Different number formats for axis value labels and bar labels in PROC GCHART

Is there any way to specify formats directly for axis values and data labels? As far as I can tell, it uses whatever format is applied to the dependent variable.
Example:
data sample;
input group $ number;
format number dollar6.1;
cards;
A 55.2
B 20.3
C 47.1
D 43.2
;
run;
axis1 minor=none order=0 to 60 by 10;
proc gchart data=sample;
vbar group/ type=sum sumvar=number sum levels=all raxis=axis1;
run;
If I set the format to dollar6.1 then the axis labels have an unecessary decimal (0.0, 10.0, 20.0, etc.)
But, if I set the format to dollar6.0, then the labels on the tops of each bar are missing the decimal that I would like to show.
Any way to specify formats independantly for either of these?
I don't believe you can control the formats separately; you have limited kinds of control as far as time axis, log axis, etc., but otherwise no control over the numeric format.
What you can do is one of two things.

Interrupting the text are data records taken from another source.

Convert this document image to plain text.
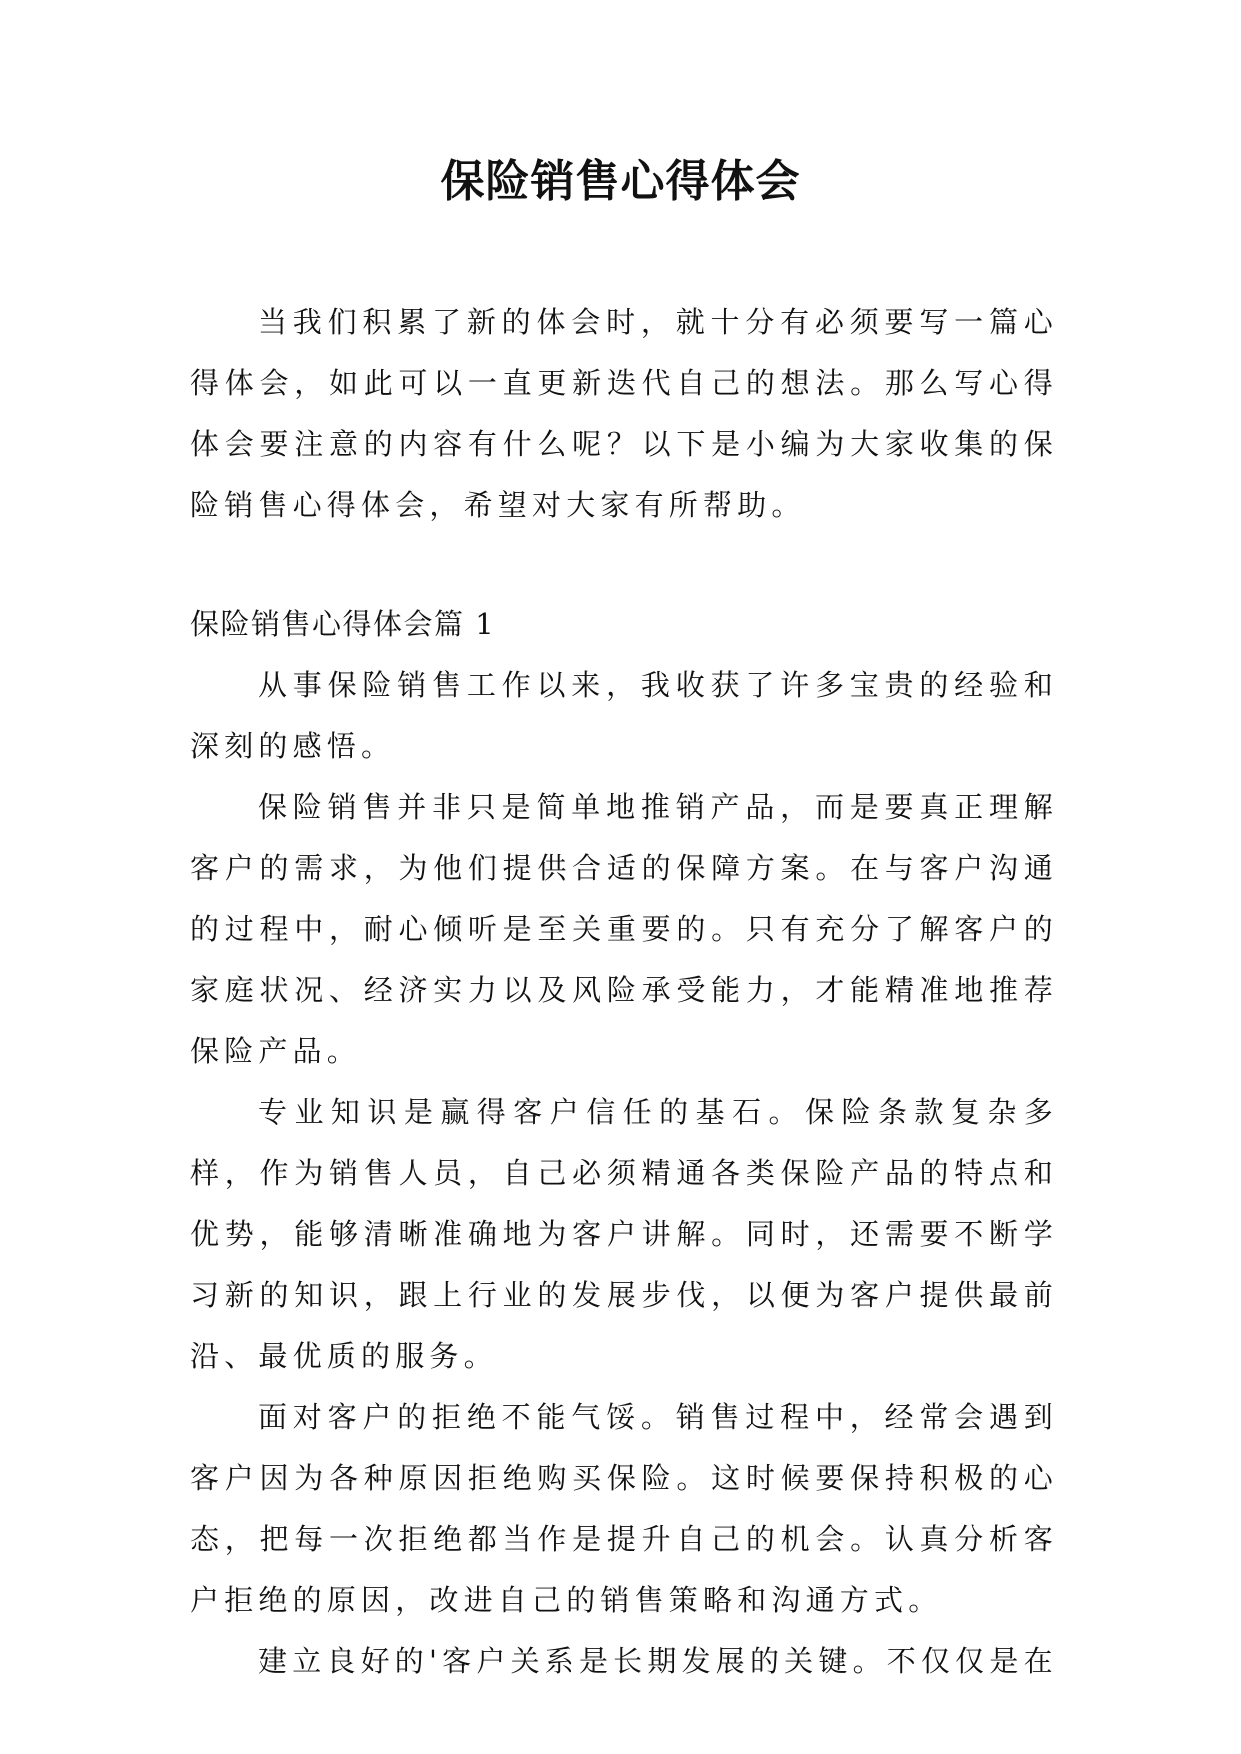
保险销售心得体会

当我们积累了新的体会时，就十分有必须要写一篇心得体会，如此可以一直更新迭代自己的想法。那么写心得体会要注意的内容有什么呢？以下是小编为大家收集的保险销售心得体会，希望对大家有所帮助。

保险销售心得体会篇 1

从事保险销售工作以来，我收获了许多宝贵的经验和深刻的感悟。

保险销售并非只是简单地推销产品，而是要真正理解客户的需求，为他们提供合适的保障方案。在与客户沟通的过程中，耐心倾听是至关重要的。只有充分了解客户的家庭状况、经济实力以及风险承受能力，才能精准地推荐保险产品。

专业知识是赢得客户信任的基石。保险条款复杂多样，作为销售人员，自己必须精通各类保险产品的特点和优势，能够清晰准确地为客户讲解。同时，还需要不断学习新的知识，跟上行业的发展步伐，以便为客户提供最前沿、最优质的服务。

面对客户的拒绝不能气馁。销售过程中，经常会遇到客户因为各种原因拒绝购买保险。这时候要保持积极的心态，把每一次拒绝都当作是提升自己的机会。认真分析客户拒绝的原因，改进自己的销售策略和沟通方式。

建立良好的'客户关系是长期发展的关键。不仅仅是在
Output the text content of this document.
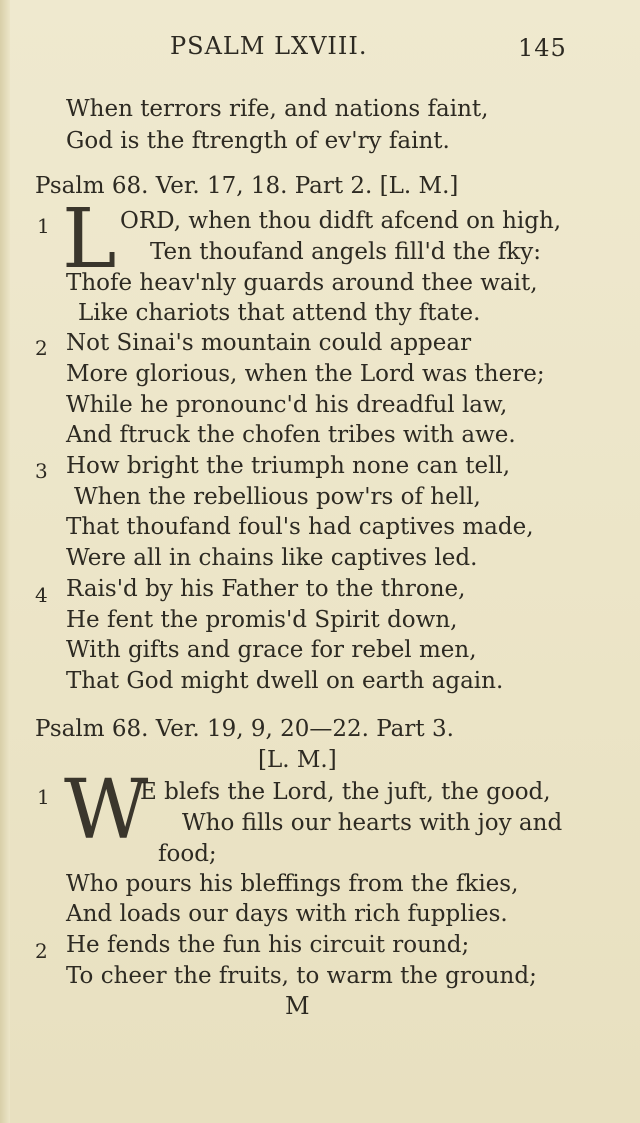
PSALM LXVIII.	145
When terrors rife, and nations faint,
God is the ftrength of ev'ry faint.
Psalm 68. Ver. 17, 18. Part 2. [L. M.]
1 L ORD, when thou didft afcend on high,
Ten thoufand angels fill'd the fky:
Thofe heav'nly guards around thee wait,
Like chariots that attend thy ftate.
2 Not Sinai's mountain could appear
More glorious, when the Lord was there;
While he pronounc'd his dreadful law,
And ftruck the chofen tribes with awe.
3 How bright the triumph none can tell,
When the rebellious pow'rs of hell,
That thoufand foul's had captives made,
Were all in chains like captives led.
4 Rais'd by his Father to the throne,
He fent the promis'd Spirit down,
With gifts and grace for rebel men,
That God might dwell on earth again.
Psalm 68. Ver. 19, 9, 20—22. Part 3.
[L. M.]
1 W
E blefs the Lord, the juft, the good,
Who fills our hearts with joy and
food;
Who pours his bleffings from the fkies,
And loads our days with rich fupplies.
2 He fends the fun his circuit round;
To cheer the fruits, to warm the ground;
M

At least in SGPLOT, you can create a secondary variable with a different format, and produce an empty graph (or an identical copy of your bar chart but with no label) using the variable formatted how you want the axis formatted; then produce the chart with the second, otherly formatted variable.
Secondly, you can assign explicit values to the axis. Rather than using the automatic values arising from your data, you can just use VALUE= to overwrite the labels placed on the tick marks. This isn't optimal if you have a varying axis (ie, you produce twenty of these with different axis amounts or whatnot), but if it's a fixed axis then you can probably get away with this. Look at the AXIS statement in GChart for more information.

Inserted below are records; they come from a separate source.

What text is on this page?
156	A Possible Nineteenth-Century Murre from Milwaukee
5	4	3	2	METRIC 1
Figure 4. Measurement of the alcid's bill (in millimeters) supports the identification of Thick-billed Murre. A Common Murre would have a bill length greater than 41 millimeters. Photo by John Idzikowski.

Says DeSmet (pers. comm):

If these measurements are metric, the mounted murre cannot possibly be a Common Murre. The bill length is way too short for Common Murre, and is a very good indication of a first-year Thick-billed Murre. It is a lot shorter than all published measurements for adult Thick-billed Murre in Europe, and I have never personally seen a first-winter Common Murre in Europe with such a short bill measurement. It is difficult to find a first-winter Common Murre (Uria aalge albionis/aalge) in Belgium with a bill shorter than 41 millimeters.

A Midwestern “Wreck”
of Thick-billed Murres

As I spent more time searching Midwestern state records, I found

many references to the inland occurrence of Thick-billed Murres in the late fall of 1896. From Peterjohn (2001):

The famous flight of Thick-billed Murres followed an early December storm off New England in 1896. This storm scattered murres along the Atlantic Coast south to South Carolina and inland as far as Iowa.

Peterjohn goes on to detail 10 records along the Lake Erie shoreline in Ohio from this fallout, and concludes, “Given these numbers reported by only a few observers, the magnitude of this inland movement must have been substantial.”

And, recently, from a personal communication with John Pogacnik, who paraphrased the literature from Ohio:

How you'd do the first option:
data sample;
input group $ number;
format number dollar6.1;
axis_number = number;
format axis_number dollar6.0;
cards;
A 55.2
B 20.3
C 47.1
D 43.2
;
run;
proc sgplot data=sample;
vbar group /response=axis_number;
vbar group /response=number datalabel;
yaxis label='Number (sum)';
run;
That creates the bar chart twice, once with axis_number which then defines the axis, and once with number which defines the labels.
You can do this sort of thing using an annotate dataset. I'd give a better explanation of this if I had a solid understanding of how it works, but I use it so rarely that it's usually more of a trial-and-error process:
data sample;
input group $ number;
format number dollar6.0;
cards;
A 55.2
B 20.3
C 47.1
D 43.2
;
run;
Create anno dataset. I pulled this from the link above and got rid of extraneous stuff. Set [function]='label', [position] = '2' to place the labels above the bars, xsys = 2' and ysys = 2 to base the coordinates on the data values. size and style control the font.

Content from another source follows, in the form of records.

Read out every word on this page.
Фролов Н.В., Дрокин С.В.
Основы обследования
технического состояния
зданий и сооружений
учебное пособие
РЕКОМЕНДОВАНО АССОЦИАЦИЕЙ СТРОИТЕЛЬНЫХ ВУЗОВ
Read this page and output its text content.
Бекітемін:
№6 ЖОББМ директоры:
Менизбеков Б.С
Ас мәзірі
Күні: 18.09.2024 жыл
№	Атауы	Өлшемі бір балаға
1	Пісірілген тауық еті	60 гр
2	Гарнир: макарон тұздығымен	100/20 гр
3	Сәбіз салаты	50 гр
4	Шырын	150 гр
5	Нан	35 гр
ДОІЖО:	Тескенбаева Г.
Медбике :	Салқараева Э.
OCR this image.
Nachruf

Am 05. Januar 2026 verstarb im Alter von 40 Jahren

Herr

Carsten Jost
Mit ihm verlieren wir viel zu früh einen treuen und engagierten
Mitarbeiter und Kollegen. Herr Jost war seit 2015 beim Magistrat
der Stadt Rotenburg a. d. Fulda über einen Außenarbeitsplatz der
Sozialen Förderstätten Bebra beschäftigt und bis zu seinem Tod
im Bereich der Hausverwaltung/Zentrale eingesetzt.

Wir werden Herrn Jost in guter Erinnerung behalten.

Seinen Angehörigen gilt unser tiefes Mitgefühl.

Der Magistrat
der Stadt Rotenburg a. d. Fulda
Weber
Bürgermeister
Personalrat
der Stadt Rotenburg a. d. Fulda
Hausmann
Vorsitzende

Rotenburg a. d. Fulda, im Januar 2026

midpoint=group puts the labels on the bars, y=number makes the y coordinate of the label equal the height of the bars, and text is where you specify the value and format of your label.
SAS Annotate Dictionary
data anno;
length function style $12;
retain function 'label' size 1 position '2'
xsys '2' ysys '2' style 'Albany AMT';
set sample;
midpoint=group;
y=number;
text=put(number,dollar6.1);
run;
Make your chart using your current code, but removing the sum and inserting annotate=anno.
axis1 minor=none order=0 to 60 by 10;
proc gchart data=sample;
vbar group/ type=sum sumvar=number annotate=anno levels=all raxis=axis1;
run;
If you're running 9.2 or later, and are happy to use the Graphics Template Language (GTL) then you can do it like this:
Add a new column to your data that rounds the value:
data sample;
input group $ number;
format number dollar6.1;
axisval=round(number,1);
cards;
A 55.2
B 20.3
C 47.1
D 43.2
;
run;
Define the chart:
proc template;
define statgraph mychart;
begingraph;
layout overlay;
barchartparm x=group y=axisval / datalabel=number;
endlayout;
endgraph;
end;
run;
Render the chart using the data we created earlier:
proc sgrender data=sample template=mychart;
run;
The trick here is using the datalabel= option of the barchartparm statement to specify which column contains the values for the labels. There may be some other ways to do this using the GTL and specifying formats but this seemed pretty straightforward to me.
The GTL is included in Base SAS 9.2 onwards I believe.